Do we “see” that God is nullifying “the things that are, so that no man may boast before God” (1 Cor. 1:28 – 29)? Are we living in the realization that the rulers of this age are passing away?

“Do not love the world nor the things in the world. If anyone loves the world, the love of the Father is not in him. For all that is in the world, the lust of the flesh and the lust of the eyes and the boastful pride of life, is not from the Father, but is from the world. The world is passing away, and also its lusts; but the one who does the will of God lives forever.” 1John 2:15 – 17 (NASB).

Consider “the boastful pride of life” in 1 John with the thrust of 1 Corinthians Chapters 1 – 4. The rulers of this age are passing away, the “wisdom” of this age is passing away, indeed the world system is passing away – but the one who does the will of God lives forever.

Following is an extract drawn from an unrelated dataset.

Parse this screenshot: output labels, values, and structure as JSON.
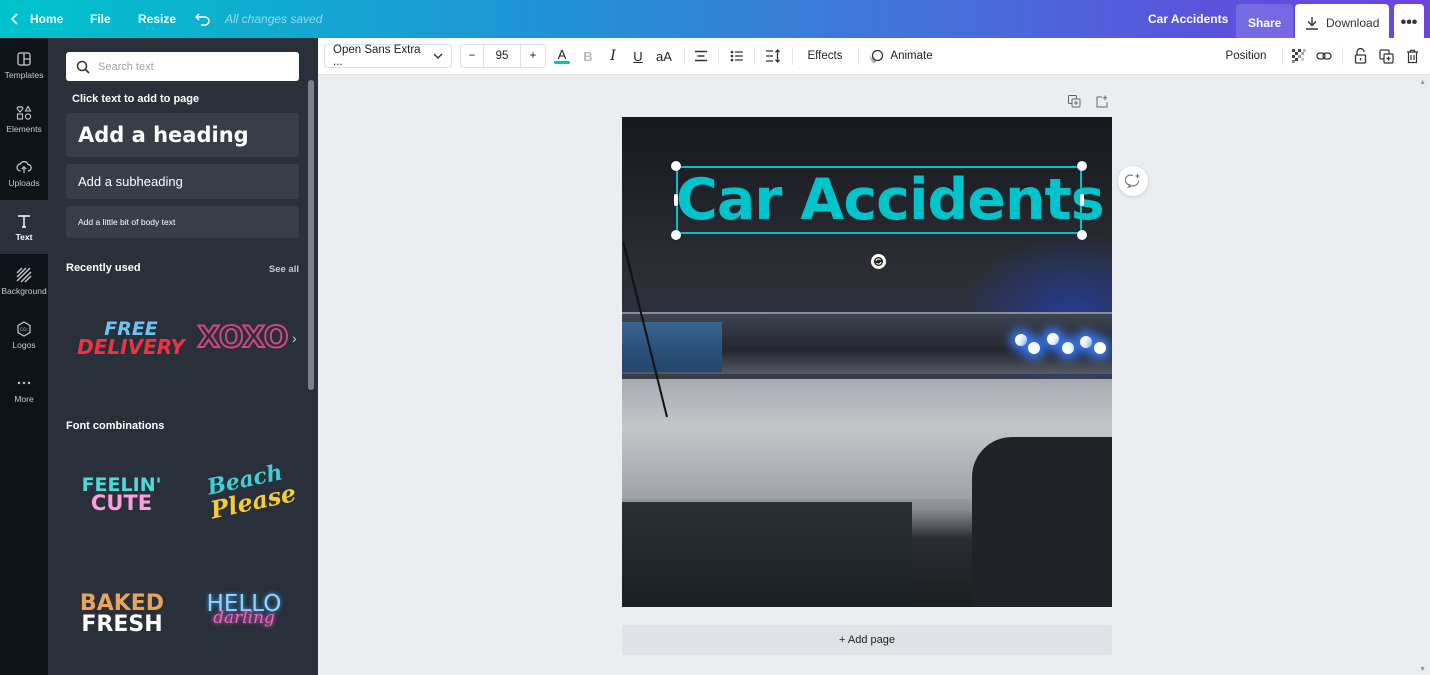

Why then, do we succumb to the pressure and temptation to exchange the epistemology of God in Christ with the epistemology of an age that is passing away? Why do we think we can “know” the things of God without the Spirit of God? Why do we write and teach and preach as if a methodology, in and of itself, can lead us into an understanding of the Scriptures and an encounter with the True and Living God?

Better yet, why do we conform our institutions of learning to the “academy” of this age? Why do we pattern ourselves after that (the academia of the world) which has a faulty and fallen anthropology? Why do we seek credibility according to the standards of the world…standards which not only are constantly changing, but which are often bent on the destruction of the testimony of God in Christ?

Why are our commentaries and small group and Sunday school curriculum patterned, all too often, after the wisdom of this age, rather than that of the Kingdom of God?

I think we have made morons of ourselves (I include myself). How else can we explain the phenomenon of men and women who have been in “church” and Sunday school for years remaining infants in both their general knowledge and understanding of God in Christ revealed in the Bible?

If we maintain the epistemology of the age that is passing away we will remain captives on this “Silent Planet” – (a term from C.S. Lewis). We will be a quiet and complaisant people on a Silent Planet.

God has predestined a hidden wisdom in a mystery “before the ages to our glory” and yet we insist on remaining slaves to an epistemology of darkness and an anthropology of darkness. Paul writes, “The natural (unspiritual/soulish) man does not accept the things of the Spirit of God, for they are foolishness to him; and he cannot understand them because they are spiritually appraised” (1 Cor. 2:14) and we say, “Yeah but…”

What good is all of our learning if we are not seeing Jesus Christ? If we are not worshipping God in spirit and in truth? We are forging our own chains, what’s worse, we are teaching others the trade.